Dada connaît notamment une rapide diffusion internationale. Dada met un jeu avec les convenances et les conventions, son rejet de la raison et de la logique, et marque, avec son extravagance notoire, sa dérision pour les traditions et son art très engagé. Les artistes de dada se voulaient irrespectueux, extravagants, affichant un mépris total envers les « vieilleries » du passé. Ils cherchaient à atteindre la plus grande liberté d'expression, en utilisant tout matériau et support possible. Ils avaient pour but de provoquer et d'amener le spectateur à réfléchir sur les fondements de la société. Ils cherchaient également une liberté du langage.

Surréalisme 1924

Le surréalisme est un mouvement artistique du XXe siècle, comprenant l’ensemble des procédés de création et d’expression utilisant toutes les forces psychiques (automatisme, rêve, inconscient) libérées du contrôle de la raison et en lutte contre les valeurs reçues. En 1924, André Breton le définit dans le premier Manifeste du surréalisme comme un « automatisme psychique pur, par lequel on se propose d'exprimer, soit verbalement, soit par écrit, soit de toute autre manière, le fonctionnement réel de la pensée. Dictée de la pensée, en l'absence de tout contrôle exercé par la raison, en dehors de toute préoccupation esthétique ou morale ».

Cercle et Carré 1930

Cercle et Carré, fondée en 1929 à Paris, était une association d'artistes qui ne vécut qu'une année mais qui organisa toutefois une exposition homonyme renommée en avril 1930 à Paris à la

galerie 23. Son concepteur fut le peintre Joaquin Torres Garcia, il fut rejoint par le dessinateur, poète et critique d'art Michel Seuphor pour fonder la revue Cercle et carré, qui, face à l'omniprésence du surréalisme, voulait rassembler les artistes constructivistes.

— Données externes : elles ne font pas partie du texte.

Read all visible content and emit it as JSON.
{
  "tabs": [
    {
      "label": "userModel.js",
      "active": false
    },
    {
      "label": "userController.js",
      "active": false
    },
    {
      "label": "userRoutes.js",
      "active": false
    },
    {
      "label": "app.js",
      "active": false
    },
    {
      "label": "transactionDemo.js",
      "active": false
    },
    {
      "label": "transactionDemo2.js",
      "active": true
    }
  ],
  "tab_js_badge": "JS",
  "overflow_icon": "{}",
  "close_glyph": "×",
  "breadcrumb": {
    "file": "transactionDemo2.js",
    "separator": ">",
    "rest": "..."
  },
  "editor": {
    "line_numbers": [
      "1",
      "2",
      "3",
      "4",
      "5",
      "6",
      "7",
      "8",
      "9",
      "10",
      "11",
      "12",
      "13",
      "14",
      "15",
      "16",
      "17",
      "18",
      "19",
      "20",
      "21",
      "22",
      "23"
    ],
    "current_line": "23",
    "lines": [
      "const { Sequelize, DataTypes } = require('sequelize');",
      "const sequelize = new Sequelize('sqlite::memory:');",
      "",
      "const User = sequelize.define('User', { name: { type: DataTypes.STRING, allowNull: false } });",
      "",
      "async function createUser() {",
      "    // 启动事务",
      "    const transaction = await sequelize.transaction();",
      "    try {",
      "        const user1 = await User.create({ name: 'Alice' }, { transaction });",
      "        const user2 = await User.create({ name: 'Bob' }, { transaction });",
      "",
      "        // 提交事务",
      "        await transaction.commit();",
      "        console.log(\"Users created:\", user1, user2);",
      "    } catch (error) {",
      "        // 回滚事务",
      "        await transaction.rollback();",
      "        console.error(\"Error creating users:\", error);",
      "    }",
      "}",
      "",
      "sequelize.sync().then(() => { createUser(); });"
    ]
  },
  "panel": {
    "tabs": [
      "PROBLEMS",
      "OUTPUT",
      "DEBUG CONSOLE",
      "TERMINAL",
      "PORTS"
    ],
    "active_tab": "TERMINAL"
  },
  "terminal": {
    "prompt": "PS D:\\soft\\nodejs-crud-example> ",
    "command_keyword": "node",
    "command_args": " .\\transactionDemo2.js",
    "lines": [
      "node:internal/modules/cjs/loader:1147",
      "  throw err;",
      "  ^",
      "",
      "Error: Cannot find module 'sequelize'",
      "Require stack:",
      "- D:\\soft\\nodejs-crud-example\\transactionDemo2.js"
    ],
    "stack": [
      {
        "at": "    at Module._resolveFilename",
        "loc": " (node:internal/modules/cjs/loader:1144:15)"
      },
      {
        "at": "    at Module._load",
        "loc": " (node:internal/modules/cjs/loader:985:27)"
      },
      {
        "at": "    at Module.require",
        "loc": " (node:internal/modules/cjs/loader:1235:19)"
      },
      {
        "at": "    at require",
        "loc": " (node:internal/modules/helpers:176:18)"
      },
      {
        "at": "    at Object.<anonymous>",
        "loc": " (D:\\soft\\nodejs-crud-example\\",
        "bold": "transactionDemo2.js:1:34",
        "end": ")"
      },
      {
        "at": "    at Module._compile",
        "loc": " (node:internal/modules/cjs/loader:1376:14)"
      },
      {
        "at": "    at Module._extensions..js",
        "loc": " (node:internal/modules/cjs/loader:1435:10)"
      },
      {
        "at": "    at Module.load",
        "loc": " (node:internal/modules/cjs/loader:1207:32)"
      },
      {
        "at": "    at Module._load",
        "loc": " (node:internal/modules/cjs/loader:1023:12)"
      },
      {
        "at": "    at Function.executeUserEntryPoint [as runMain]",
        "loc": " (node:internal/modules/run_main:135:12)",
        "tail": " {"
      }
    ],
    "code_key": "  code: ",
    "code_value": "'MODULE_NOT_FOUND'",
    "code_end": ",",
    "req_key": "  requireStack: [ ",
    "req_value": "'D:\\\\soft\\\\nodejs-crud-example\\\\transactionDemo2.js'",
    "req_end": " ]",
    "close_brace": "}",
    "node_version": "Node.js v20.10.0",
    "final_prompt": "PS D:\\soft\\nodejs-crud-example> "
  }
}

Cercle et Carré encouragea le développement et les travaux dans le domaine de l'art abstrait.

Abstraction-Création 1931-1936

Abstraction-Création est un collectif d'artistes formé à Paris en 1931 pour contrer l'influence du puissant groupe des surréalistes dirigé par André Breton.

En 1932, la préface du premier numéro de la revue, définit Abstraction-Création en ces termes :

« Abstraction, parce que certains artistes sont arrivés à la conception de la non-figuration par l'abstraction progressive des formes de la nature. Création, parce que d'autres artistes ont atteint directement la non-figuration par une conception d'ordre purement géométrique ou par l'emploi exclusif d'éléments communément appelés abstraits, tels que cercles, plans, barres, lignes, etc. ».